Dalam 11 bulan pertama kepresidenan Trump yang dimulai pada 2025, lebih dari 1,6 juta imigran telah dicabut status legalnya, menurut para pendukung dari FWD.us. Ini mencakup individu yang masuk melalui parole, visa, suaka, dan program status perlindungan sementara (TPS). Jumlah tersebut melebihi populasi Philadelphia dan dianggap sebagai hitungan kurang oleh para ahli.
Beberapa jam setelah pelantikannya pada 20 Januari 2025, Trump menandatangani perintah eksekutif yang mengakhiri program parole kemanusiaan era Biden yang memungkinkan 530.000 migran dari Kuba, Haiti, Nikaragua, dan Venezuela masuk secara sementara. Mahkamah Agung menegakkan keputusan ini, menjadikan individu-individu tersebut memenuhi syarat untuk dideportasi. Yang paling terdampak adalah warga Haiti, yang telah mempertentangkan klaim penyalahgunaan sistem.
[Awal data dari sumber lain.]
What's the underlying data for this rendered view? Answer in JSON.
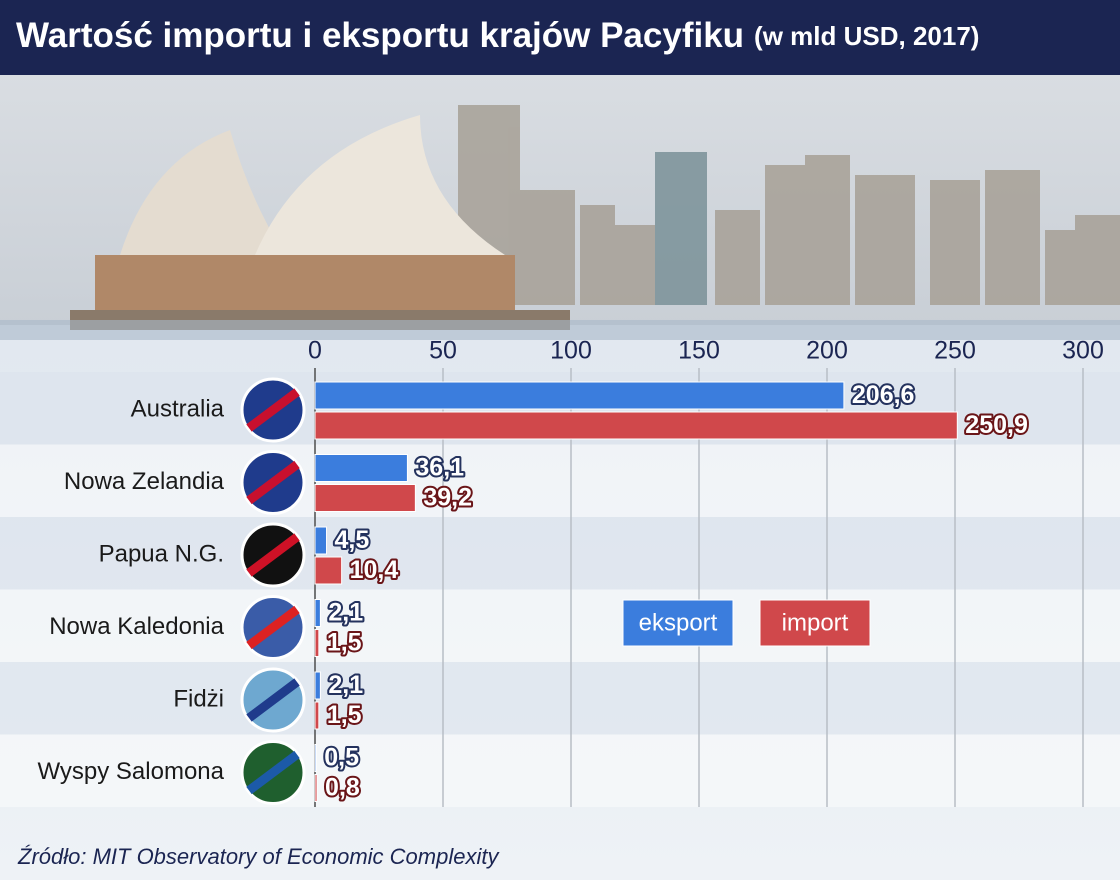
{
  "chart_data": {
    "type": "bar",
    "orientation": "horizontal",
    "title": "Wartość importu i eksportu krajów Pacyfiku",
    "subtitle": "(w mld USD, 2017)",
    "categories": [
      "Australia",
      "Nowa Zelandia",
      "Papua N.G.",
      "Nowa Kaledonia",
      "Fidżi",
      "Wyspy Salomona"
    ],
    "series": [
      {
        "name": "eksport",
        "color": "#3b7ddd",
        "values": [
          206.6,
          36.1,
          4.5,
          2.1,
          2.1,
          0.5
        ],
        "value_labels": [
          "206,6",
          "36,1",
          "4,5",
          "2,1",
          "2,1",
          "0,5"
        ]
      },
      {
        "name": "import",
        "color": "#d0484b",
        "values": [
          250.9,
          39.2,
          10.4,
          1.5,
          1.5,
          0.8
        ],
        "value_labels": [
          "250,9",
          "39,2",
          "10,4",
          "1,5",
          "1,5",
          "0,8"
        ]
      }
    ],
    "xlim": [
      0,
      300
    ],
    "xticks": [
      0,
      50,
      100,
      150,
      200,
      250,
      300
    ],
    "grid": true,
    "source": "Źródło: MIT Observatory of Economic Complexity"
  }
}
Departemen Keamanan Dalam Negeri (DHS) telah mengakhiri TPS untuk 10 negara sejak Januari, yang memberikan perlindungan deportasi dan izin kerja bagi warga negara dari negara-negara yang dilanda perang atau bencana. Dampak spesifik mencakup upaya yang terhenti bagi 3.800 orang Suriah karena tantangan pengadilan dan perpanjangan TPS Venezuela hingga Oktober 2026 meskipun diakhiri. DHS menawarkan pemberitahuan 60 hari dan insentif $1.000 untuk pergi secara sukarela.
Pembatalan lainnya mencakup aplikasi seluler CBP One, yang memfasilitasi janji temu suaka bagi lebih dari 936.000 orang dari 2023 hingga Januari 2025. Pengguna seperti tukang cukur Venezuela Grebi Suárez, yang masuk tepat sebelum pelantikan, kini khawatir menerima pemberitahuan deportasi diri meskipun memiliki izin kerja baru-baru ini. Departemen Luar Negeri mencabut 85.000 visa tahun ini, termasuk 8.000 visa pelajar, sering kali karena DUI, penganiayaan, dan pencurian.
Menteri Keamanan Dalam Negeri Kristi Noem menghentikan lotre visa keragaman, mengutip penerima green card 2017 yang terkait dengan penembakan di Universitas Brown dan MIT. Pemerintahan juga mengakhiri Parole Reunifikasi Keluarga bagi 14.000 orang Amerika Tengah dan Selatan. Kedaluwarsa mendatang pada 2026 dapat menghapus TPS untuk El Salvador, Lebanon, Somalia, Sudan, Yaman, dan Ukraina, berpotensi tidak ada lagi penerima untuk pertama kalinya sejak 1990.
Todd Schulte dari FWD.us mengkritik langkah-langkah tersebut: «Ini adalah jalur legal. Orang-orang melakukan apa yang diminta pemerintah, dan pemerintah ini mencabut status itu secara preemtif». Jurubicara USCIS Matthew Tragesser menanggapi bahwa wajib pajak tidak boleh menanggung beban «alien yang hadir secara ilegal». Viktoriia Panova dari Ukraina menyatakan kecemasan: «Kami tidak bisa membuat rencana apa pun untuk hidup kami karena situasi ini».
Gugatan hukum menantang banyak penghentian, menawarkan perlindungan alternatif bagi beberapa imigran.